The US federal budget is on an unsustainable path…but not for the reasons that most people think.
Yes, the national debt is $31 trillion, well higher than annual GDP, and only going higher. Yes, the budget deficit last year was more than a $1 trillion for the third year in a row. None of this is good.
But the real root of the fiscal problem, and our biggest concern, isn’t the debt or the deficits, it’s government overspending. If the government had an enormous debt, but spent little, the private sector could produce the country’s way out of the debt problem. And if the US had little debt, we could still have economic problems from too much government spending. Ultimately, the government funds itself by borrowing or taxing the wealth produced by private industry. If spending were high and borrowing low, taxes would have to be prohibitively high. The bottom line is that excessive spending leads to economic ills.
According to the CBO, spending on entitlements like Social Security, Medicare, Medicaid, and other health care programs will rise from 10.7% of GDP to 15.1% in the next thirty years. Meanwhile, the net interest on the national debt will almost certainly be higher than it was last year, unless and until we bring the deficit down and slow the growth in debt.
This is why the debt limit debate now going on in Washington, DC is so important. Don’t fall for the false narrative that one group of politicians wants to push the country into default. Nor, should anyone want to abolish the debt ceiling altogether.

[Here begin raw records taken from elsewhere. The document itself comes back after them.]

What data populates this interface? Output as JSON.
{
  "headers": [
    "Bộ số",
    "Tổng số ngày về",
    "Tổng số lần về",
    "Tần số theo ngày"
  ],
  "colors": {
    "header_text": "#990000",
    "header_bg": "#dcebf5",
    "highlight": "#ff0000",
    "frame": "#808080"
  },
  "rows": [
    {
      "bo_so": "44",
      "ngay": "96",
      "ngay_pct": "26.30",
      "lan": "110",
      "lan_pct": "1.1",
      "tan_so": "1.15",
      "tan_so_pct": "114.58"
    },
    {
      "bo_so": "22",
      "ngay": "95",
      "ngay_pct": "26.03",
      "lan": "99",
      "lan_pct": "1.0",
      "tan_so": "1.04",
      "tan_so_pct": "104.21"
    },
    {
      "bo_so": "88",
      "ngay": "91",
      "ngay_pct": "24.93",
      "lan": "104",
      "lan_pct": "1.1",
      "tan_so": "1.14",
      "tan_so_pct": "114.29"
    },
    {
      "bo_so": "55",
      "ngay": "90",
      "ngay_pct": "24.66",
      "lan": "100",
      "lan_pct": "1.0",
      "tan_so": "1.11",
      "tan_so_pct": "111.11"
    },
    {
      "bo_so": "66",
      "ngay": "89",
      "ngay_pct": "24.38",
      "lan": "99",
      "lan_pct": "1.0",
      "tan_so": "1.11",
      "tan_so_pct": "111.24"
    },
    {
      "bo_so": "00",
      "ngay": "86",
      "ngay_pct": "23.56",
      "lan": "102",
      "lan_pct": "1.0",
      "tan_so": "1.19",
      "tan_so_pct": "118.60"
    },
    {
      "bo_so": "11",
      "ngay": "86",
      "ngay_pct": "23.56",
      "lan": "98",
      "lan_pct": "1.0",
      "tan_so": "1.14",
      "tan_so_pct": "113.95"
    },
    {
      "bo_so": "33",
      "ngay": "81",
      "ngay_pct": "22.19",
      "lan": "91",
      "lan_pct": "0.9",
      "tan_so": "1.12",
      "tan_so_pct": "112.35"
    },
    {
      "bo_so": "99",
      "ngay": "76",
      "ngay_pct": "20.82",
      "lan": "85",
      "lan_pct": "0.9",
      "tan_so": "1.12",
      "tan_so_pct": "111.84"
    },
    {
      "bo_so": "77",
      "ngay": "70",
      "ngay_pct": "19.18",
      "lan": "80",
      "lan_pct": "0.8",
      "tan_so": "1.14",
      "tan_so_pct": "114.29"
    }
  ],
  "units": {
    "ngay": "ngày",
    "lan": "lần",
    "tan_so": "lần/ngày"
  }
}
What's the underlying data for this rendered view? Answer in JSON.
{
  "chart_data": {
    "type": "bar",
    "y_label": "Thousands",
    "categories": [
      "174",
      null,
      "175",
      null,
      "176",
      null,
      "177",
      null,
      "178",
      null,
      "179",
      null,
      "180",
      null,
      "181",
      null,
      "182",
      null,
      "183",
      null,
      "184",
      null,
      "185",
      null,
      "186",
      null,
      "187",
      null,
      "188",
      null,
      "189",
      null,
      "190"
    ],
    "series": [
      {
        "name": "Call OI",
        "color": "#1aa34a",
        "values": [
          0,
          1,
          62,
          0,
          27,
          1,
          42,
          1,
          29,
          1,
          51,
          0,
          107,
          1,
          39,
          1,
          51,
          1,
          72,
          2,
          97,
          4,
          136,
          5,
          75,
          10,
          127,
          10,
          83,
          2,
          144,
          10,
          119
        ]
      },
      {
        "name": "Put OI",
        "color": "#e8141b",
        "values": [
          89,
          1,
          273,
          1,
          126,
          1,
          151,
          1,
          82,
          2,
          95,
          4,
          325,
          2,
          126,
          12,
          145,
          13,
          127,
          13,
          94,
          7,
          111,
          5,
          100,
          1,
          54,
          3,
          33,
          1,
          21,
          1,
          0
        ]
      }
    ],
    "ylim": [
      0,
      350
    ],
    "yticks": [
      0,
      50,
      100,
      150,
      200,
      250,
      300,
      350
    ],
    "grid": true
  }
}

If there is a way to shine some light on overspending, why shouldn’t it be used? If debt ceiling politics can focus attention on fiscal issues, it’s done its job.
What we expect is a last-minute budget deal that includes either caps on discretionary spending for future years, some sort of commission or committee that can make proposals to reform entitlements (with expedited procedural rules so the proposals get a congressional vote), or both, as part of a bipartisan deal to raise the debt ceiling.
But let’s go down the highly unlikely path that the debt limit isn’t raised. The Treasury Department would still have enough cash flow to pay all securitized debt as it came due, as well as entitlements such as Social Security, Medicare, and Medicaid. It’s true that other programs and agencies would have to take substantial cuts to make sure those higher priority payments get made; and yes, the Biden Administration will not enjoy making that choice. But it’s still a choice that they alone get to make.
Ultimately, investors and voters need to realize that not every national debt is the same, even if they’re the same amount. The US had a debt problem after the Revolutionary War, which was a small price to pay for starting an independent country. We had a debt problem after World War II, but that was a price we paid to win a crucial war. Our current debt problem is not like those. In too many cases, politicians spend to win favor with constituents. It’s not wrong to use the debt ceiling as a way to focus attention on this problem and the endemic overspending that it creates. That’s a habit this debt limit debate needs to break.